Ese mismo año, Diana decidió entrar en la Orden de Predicadores y fue acogida personalmente por santo Domingo. Sin embargo, su familia se opuso firmemente y le impidió ingresar en el convento. Decidida a consagrarse completamente a Dios, el 22 de julio de 1221 ingresó entre las agustinas del eremitorio de Ronzano. Sus familiares llegaron incluso a secuestrarla para obligarla a regresar a casa, pero consiguió escapar y volver al monasterio.

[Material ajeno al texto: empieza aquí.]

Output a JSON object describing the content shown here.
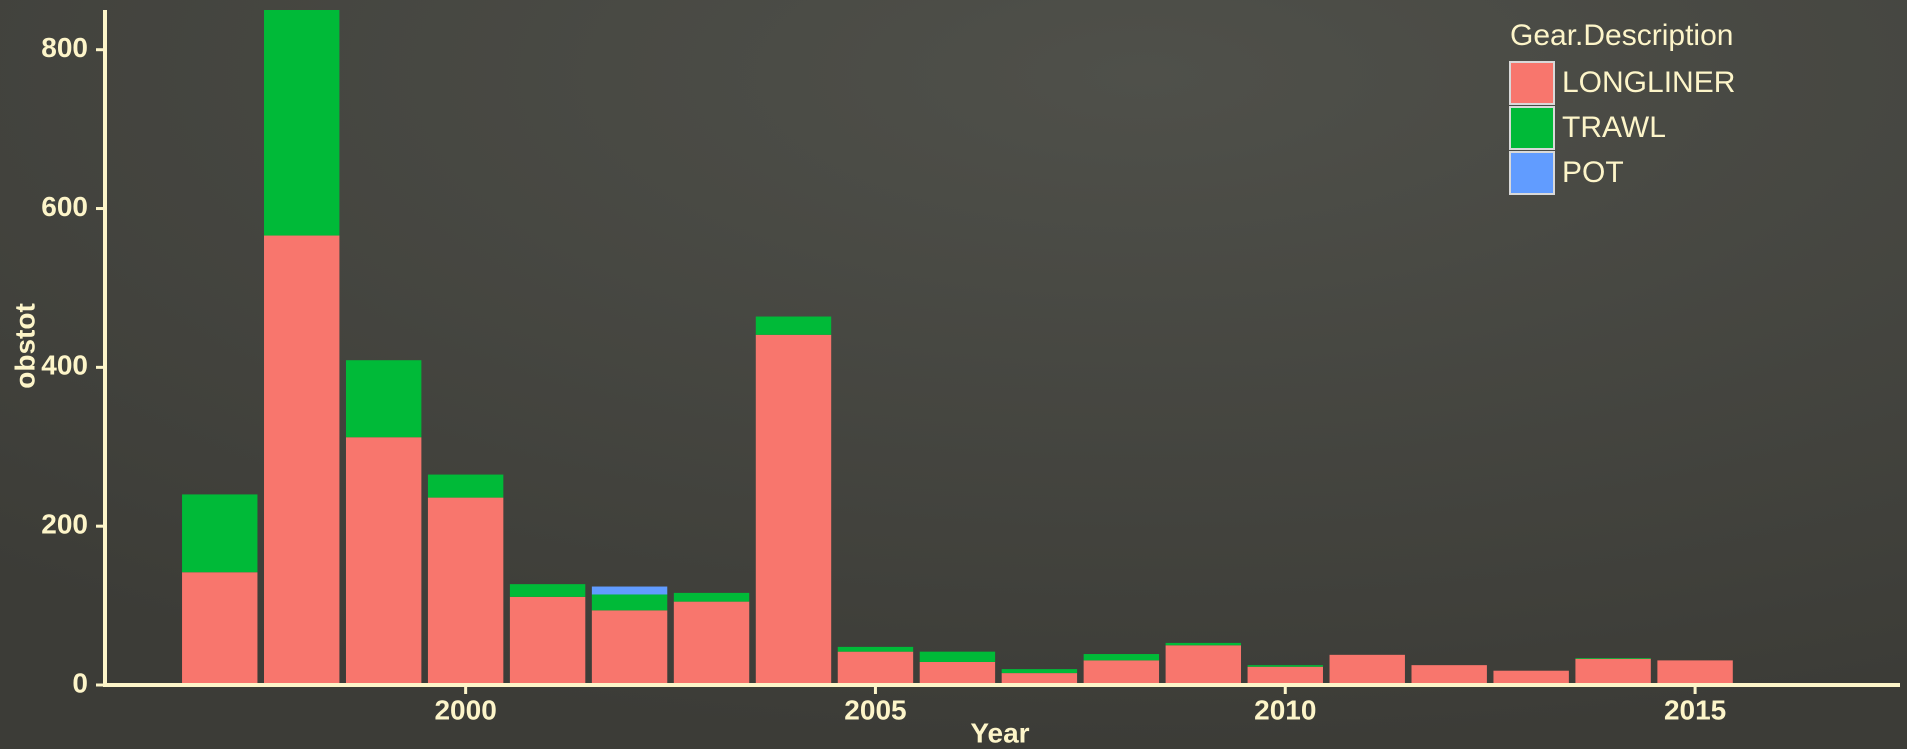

El sucesor de Santo Domingo, el Beato Jordán de Sajonia, habló entonces con la familia y les explicó que, si deseaban tener cerca a su hija, debían favorecer la fundación de un convento próximo a la residencia familiar.
Así, en 1223, con la ayuda de su familia y del propio Jordán de Sajonia, Diana fundó el monasterio de Santa Inés en Bolonia, sobre un terreno perteneciente a su padre. Allí permaneció como priora hasta su muerte, ocurrida el 10 de junio de 1236.
Fue beatificada por León XIII el 8 de agosto de 1888.